Cauli Le Chat

Cauli Le Chat
Cauli Le Chat, MPL Roving Reporter

Friday, January 14, 2011

That's MISTER Sasquatch to You!

Everybody has heard legends and folklore about Bigfoot, Sasquatch, Yeti, Abominable Snowmen, or other names assigned to large, humanoid/ape-like creatures that supposedly live in remote wildernesses.  Movies have been made spoofing the subject (e.g., Harry and the Hendersons [1987], starring John Lithgow, Melinda Dillon, and Kevin Peter Hall, and directed by William Dear, who, believe it or not, got his directorial start with Michael Nesmith's pioneering music videos).  Did you know that Nesmith (of The Monkees TV and music fame) invented MTV?  His mother invented Liquid Paper. Amazingly talented people.  But I digress.

These legends (I'm back to Bigfoot) appear in folklore worldwide.  Could there be a historical root to these stories?  Are contemporary sightings factual or fanciful?  In short, could it be possible that these figures are actually survivors of other branches of the human family tree long thought extinct?  Could Yeti be Neanderthals?  Could they be some other near-relation to apes and humans?

Anthropologist Myra Shackley considers the evidence in her lively analysis, Still Living? Yeti, Sasquatch and the Neanderthal Enigma (New York: Thames & Hudson, 1983).  Our book trailer below sheds some light on the subject.


I'm no sabertooth, but even I know that there are some species previously thought extinct that have been rediscovered in modern times (the most famous example is the Coelacanth).  Scoffers scoff (what else would they do?) that it would be impossible for Hominid ancestors to remain undiscovered in today's world, but one must remember that there are still sparsely populated regions on the planet where such beings could survive (or even thrive) in isolated splendor.  Shackley presents the evidence in an objective fashion, so we should do her the courtesy of keeping an open mind while weighing her arguments and reasoning.

You may well ask why I, a feline (and obviously superior life form), should care whether there are still multiple species of people stomping about on the planet.  The plain truth is that cats like me (so-called "domesticated") need humans as servants.  Good help is so hard to find these days.  If there were more human (or human-like) folks around, then my dinner dish could be refilled much more frequently than is the current practice (op. cit., my previous comment about good help), and there would be more hands available for back scratches and cheek rubs, and there would be more ankles against which we felines could rub.  Such a world would be an improvement, provided that people remembered that we cats are the bosses!  (If people need somebody subservient, they know where to find slobberdogs.)

Homo Sapiens Sapiens (that's you, assuming you're a modern human) were once only one type of Hominid on a planet swarming with various different humanoid species (but not all living contemporaneously).  Survival of branches thought extinct is a tantalizing possibility, if for no other reason than the dinner dish-refilling perspective.  It is a mystery worthy of closer inspection.
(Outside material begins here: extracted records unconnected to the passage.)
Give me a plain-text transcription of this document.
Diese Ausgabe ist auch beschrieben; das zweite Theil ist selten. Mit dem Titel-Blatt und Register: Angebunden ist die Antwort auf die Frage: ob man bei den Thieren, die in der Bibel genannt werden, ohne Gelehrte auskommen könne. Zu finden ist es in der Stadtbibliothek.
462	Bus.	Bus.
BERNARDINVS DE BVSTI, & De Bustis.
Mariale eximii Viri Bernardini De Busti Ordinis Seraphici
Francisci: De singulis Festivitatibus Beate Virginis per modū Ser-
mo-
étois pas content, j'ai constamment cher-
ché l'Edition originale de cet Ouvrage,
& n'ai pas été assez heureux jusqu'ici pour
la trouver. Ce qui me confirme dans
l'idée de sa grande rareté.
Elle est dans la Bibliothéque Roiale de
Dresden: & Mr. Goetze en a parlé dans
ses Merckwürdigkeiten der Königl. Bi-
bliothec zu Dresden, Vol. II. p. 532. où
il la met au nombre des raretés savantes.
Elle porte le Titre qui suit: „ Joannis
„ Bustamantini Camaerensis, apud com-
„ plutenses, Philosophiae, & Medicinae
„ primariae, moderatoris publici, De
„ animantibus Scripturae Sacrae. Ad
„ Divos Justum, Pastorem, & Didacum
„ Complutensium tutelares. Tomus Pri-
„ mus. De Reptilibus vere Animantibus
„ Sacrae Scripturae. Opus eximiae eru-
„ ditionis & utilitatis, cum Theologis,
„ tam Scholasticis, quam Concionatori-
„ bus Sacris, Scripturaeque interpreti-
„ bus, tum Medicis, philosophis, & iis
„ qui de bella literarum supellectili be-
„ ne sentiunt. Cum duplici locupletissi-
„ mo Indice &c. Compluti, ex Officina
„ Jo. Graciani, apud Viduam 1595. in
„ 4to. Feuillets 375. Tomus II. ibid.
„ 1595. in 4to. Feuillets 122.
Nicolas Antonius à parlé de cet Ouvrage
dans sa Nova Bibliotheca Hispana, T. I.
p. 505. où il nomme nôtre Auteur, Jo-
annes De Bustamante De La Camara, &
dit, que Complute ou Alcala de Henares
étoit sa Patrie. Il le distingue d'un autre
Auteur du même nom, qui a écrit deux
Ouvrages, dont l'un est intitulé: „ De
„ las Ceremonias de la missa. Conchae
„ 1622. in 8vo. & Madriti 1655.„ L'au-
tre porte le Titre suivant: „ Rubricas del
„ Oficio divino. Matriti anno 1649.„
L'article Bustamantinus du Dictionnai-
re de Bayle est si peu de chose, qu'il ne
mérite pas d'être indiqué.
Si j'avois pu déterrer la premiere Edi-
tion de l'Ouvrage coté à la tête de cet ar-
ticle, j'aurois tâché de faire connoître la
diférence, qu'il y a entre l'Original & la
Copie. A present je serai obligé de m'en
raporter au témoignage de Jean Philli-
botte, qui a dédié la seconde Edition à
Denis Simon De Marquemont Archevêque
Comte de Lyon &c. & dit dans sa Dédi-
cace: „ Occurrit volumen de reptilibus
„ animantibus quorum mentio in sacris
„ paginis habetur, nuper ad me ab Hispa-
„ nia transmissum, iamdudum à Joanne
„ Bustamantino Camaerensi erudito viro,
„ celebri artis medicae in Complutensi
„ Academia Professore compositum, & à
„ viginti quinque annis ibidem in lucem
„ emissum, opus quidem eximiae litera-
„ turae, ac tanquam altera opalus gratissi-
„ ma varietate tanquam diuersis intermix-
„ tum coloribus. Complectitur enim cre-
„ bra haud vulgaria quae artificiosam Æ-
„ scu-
Hey, I just realized that The Monkees would be a Hominid pop band, so that reference ties-in nicely with this general discussion.  Now, I'm not suggesting that Michael Nesmith is a Neanderthal; he seemed like such a nice fellow on the television program (1966-1968 on NBC, then Saturday mornings of CBS for several more years of reruns).  I know this because Scowl-Face has the entire series on videotape, which is a virtually extinct technology.  Or perhaps not?  Have there been "VHS sightings" equivalent to Bigfoot?  Do VCRs continue to survive in remote pool halls or other dank human hangouts?

If you can find a copy of Shackley's book, be sure to read it.  Still Living? will give you pause for thought and make you scratch your head a bit.  But why not scratch behind my ears instead?


Pretty Sure Neanderthals Worshipped Cats (Like Who Doesn't?),

Cauli Le Chat
MPL Roving Reporter
Large Dude News Beat


P.S.  Doesn't Sasquatch sound like an oversized Cabbage Patch doll?  If you missed the 1980s (remember, I've got nine lives), then Google it.